Federal investigators this week searched a genetic testing company’s corporate offices in California as well as a number of physician offices, as an investigation continues into the company that came under scrutiny for paying doctors to press patients into testing.
FBI agents and officers from the inspector general’s office of the Department of Health and Human Services on Wednesday searched the offices of Proove Biosciences, a DNA testing lab in Irvine, and took away boxes of documents as part of a healthcare fraud investigation, according to what former employees told STAT. Federal agents also raided the offices of doctors affiliated with the company in California, Florida, and Kentucky, the former employees told the publication.
Earlier this year the FBI and the Office of Inspector General of the Department of Health and Human Services began investigating Proove, a company that offers a test to determine a patient’s likelihood of becoming addicted to opioids.
Proove came under scrutiny for paying doctors to get patients into clinical trials of its tests to predict their addiction risk. A company brochure offered to pay doctors $30 for every patient enrolled in a study of genetic tests aimed at selecting the best pain medication for them and to determine if they might become addicted to opioids. A doctor could earn $144,000 a year in “research fees,” a STAT investigation found. However, current and former employees of the company told STAT the clinical trial was a ploy to boost revenues and many doctors did no actual work for the money.
As for the action by investigators Wednesday, FBI spokeswoman Cathy Kramer told reporters that the investigation involved “healthcare fraud,” that no arrests had yet been made, and the affidavit supporting the search warrant was under seal, STAT said.

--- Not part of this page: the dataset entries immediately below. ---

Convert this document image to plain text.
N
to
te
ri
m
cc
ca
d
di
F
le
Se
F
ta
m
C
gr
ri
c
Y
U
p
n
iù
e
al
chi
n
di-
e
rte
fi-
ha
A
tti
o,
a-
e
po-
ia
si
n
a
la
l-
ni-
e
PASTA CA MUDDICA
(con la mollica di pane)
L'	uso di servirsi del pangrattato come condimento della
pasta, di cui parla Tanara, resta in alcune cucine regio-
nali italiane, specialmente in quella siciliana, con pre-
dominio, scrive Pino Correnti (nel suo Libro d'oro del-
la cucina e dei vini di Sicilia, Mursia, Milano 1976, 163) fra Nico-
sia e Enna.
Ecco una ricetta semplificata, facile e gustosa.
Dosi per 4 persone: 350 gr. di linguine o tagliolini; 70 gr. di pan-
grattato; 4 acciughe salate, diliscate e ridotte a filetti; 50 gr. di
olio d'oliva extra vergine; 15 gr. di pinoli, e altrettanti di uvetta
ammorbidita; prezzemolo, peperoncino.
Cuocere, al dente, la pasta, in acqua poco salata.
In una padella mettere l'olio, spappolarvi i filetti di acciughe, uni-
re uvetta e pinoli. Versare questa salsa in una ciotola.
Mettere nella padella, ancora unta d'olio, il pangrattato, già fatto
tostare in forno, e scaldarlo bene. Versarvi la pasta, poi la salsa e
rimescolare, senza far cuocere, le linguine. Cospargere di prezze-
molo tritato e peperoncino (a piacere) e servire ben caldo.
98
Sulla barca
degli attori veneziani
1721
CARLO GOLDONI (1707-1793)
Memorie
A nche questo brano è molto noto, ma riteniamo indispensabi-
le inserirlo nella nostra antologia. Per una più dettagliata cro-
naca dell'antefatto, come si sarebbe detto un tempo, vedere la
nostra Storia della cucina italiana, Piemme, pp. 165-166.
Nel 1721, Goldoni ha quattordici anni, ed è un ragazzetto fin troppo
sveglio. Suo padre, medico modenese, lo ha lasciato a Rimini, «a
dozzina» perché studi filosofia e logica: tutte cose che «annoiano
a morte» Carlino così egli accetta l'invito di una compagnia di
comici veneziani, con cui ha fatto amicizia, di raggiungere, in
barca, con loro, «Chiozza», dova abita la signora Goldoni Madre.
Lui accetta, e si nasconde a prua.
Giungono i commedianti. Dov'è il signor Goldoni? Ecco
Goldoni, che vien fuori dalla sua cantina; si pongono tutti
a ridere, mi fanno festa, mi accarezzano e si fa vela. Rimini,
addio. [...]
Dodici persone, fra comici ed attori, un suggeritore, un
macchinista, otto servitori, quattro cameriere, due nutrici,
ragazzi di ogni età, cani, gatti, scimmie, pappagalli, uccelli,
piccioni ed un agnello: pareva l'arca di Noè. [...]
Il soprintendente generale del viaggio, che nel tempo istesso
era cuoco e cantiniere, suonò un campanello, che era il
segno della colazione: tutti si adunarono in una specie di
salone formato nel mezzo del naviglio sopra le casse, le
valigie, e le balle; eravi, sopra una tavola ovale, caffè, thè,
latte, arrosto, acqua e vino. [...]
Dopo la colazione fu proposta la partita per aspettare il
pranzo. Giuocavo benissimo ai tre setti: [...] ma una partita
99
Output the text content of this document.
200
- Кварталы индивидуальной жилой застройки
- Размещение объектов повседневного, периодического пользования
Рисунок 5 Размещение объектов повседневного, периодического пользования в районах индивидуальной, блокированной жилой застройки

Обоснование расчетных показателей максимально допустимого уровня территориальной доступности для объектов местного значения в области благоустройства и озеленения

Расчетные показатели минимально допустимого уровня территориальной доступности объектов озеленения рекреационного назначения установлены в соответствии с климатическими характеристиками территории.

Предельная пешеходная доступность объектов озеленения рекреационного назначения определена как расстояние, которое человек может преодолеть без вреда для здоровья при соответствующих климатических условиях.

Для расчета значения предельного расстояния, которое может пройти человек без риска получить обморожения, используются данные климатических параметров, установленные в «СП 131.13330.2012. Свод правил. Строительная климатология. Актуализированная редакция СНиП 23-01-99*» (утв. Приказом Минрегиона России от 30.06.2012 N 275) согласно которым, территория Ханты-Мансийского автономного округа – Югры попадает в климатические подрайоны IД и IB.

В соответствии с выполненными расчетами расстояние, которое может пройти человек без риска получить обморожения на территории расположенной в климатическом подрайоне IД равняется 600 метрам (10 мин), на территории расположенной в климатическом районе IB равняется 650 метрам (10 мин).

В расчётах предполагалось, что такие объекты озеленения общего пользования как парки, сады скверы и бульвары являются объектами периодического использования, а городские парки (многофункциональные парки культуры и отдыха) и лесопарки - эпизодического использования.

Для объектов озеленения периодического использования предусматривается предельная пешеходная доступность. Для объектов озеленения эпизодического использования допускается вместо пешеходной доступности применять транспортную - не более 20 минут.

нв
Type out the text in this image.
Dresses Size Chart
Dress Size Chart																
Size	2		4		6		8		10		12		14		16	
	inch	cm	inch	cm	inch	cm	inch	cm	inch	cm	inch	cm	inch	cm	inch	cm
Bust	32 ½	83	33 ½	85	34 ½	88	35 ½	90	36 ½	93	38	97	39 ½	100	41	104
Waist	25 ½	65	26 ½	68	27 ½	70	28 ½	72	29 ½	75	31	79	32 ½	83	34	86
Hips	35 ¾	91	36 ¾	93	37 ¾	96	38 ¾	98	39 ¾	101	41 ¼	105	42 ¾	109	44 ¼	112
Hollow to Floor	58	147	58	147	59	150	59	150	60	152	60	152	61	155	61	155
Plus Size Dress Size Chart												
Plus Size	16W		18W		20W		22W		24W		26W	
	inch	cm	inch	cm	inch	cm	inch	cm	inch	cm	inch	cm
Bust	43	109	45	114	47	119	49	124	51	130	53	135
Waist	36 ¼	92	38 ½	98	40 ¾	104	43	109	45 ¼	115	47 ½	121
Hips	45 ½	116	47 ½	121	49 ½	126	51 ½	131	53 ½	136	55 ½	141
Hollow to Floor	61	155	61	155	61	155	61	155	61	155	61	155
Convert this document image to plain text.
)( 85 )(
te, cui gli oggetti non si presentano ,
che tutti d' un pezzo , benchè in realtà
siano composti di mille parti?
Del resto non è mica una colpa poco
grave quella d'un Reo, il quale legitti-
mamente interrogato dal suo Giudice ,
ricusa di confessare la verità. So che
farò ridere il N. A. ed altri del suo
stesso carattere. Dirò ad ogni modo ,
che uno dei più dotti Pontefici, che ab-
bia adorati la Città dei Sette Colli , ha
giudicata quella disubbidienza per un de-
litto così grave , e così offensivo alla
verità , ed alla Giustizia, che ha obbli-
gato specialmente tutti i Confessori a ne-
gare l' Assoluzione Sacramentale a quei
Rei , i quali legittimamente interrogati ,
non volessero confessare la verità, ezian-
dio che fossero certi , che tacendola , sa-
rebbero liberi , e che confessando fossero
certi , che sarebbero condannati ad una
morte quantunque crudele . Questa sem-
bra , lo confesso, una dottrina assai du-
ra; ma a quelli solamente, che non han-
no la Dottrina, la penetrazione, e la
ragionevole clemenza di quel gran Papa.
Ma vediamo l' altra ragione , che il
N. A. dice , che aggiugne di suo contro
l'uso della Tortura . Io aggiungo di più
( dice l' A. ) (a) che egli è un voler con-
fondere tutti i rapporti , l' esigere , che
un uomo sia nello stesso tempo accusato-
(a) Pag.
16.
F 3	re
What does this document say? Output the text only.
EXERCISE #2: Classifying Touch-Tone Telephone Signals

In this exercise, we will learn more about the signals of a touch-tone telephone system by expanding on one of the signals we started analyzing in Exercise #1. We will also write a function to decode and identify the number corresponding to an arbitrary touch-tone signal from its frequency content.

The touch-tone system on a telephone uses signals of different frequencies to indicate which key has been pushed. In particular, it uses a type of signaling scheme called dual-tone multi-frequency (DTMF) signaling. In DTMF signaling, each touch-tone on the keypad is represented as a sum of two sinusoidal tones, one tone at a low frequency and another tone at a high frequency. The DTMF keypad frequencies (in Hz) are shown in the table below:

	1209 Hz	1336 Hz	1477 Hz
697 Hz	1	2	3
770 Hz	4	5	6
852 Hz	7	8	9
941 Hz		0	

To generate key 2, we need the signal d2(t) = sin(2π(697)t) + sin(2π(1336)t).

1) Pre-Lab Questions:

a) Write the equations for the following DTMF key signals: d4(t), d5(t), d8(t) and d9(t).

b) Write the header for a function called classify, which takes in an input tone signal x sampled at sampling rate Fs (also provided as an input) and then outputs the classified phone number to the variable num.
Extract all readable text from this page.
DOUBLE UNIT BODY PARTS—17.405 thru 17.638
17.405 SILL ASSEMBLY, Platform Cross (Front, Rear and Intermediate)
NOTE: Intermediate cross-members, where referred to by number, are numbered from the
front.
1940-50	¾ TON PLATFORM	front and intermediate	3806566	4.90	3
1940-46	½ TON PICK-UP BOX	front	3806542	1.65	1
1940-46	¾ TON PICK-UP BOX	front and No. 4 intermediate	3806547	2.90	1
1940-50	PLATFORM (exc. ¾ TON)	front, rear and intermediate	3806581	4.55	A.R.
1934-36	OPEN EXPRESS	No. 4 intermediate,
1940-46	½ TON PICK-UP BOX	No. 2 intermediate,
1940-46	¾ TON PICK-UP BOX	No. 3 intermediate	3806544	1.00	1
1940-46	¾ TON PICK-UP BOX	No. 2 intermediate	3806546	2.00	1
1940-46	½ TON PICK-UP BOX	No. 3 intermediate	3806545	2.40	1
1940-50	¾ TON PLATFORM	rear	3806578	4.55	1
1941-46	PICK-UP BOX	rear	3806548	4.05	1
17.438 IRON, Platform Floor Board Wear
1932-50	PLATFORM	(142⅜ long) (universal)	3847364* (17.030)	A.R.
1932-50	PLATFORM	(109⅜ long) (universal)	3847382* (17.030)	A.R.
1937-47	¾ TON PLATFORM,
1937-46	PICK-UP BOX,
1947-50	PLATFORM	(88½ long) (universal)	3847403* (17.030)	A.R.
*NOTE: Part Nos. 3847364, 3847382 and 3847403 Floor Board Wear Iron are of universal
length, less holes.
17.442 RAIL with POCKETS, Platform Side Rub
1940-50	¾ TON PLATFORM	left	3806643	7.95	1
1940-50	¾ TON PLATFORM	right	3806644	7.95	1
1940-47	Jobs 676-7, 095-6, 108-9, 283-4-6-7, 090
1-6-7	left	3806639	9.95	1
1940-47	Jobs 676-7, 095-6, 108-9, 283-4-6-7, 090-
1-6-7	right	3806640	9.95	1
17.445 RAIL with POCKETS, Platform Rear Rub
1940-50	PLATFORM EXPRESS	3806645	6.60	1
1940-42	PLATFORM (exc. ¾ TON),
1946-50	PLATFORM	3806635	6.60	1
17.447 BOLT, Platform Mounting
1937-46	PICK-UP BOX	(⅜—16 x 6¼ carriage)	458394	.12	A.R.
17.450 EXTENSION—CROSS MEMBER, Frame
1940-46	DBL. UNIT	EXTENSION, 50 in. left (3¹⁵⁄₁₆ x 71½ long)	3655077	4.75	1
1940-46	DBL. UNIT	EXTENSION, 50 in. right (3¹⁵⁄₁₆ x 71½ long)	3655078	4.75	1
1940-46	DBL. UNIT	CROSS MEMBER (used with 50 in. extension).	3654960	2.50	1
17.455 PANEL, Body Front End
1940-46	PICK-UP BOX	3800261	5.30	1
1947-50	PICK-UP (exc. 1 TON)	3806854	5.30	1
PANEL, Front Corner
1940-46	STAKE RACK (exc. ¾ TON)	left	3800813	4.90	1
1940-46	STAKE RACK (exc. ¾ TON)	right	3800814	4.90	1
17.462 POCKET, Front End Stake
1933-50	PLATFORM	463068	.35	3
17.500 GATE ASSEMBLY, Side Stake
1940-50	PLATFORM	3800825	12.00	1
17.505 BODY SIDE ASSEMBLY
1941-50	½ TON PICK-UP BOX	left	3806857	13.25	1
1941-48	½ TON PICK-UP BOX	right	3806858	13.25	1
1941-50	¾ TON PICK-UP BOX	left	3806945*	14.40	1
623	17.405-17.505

Proove released a statement late Thursday, saying, “Yesterday, federal agents came to the Irvine, California office of Proove Biosciences to serve a subpoena and execute a search warrant solely related to the collection of documents. This action was initiated by the U.S. Attorney’s office in the Southern District of California in San Diego. In the spirit of full cooperation, we have accommodated their requests. Despite some of the media coverage of this event, there was no “raid”, nor have there been any “arrests” or “indictments” issued. We will continue to cooperate with any future requests for information from the government.”
In a statement on its web site, Proove called the STAT reports “hit pieces” and said terminated employees and consultants are spreading “falsehoods.”
Researchers are urging careful use and interpretation of genetic testing. As genetic testing becomes more common, clinicians are trying to determine how best to use the information at the point of care.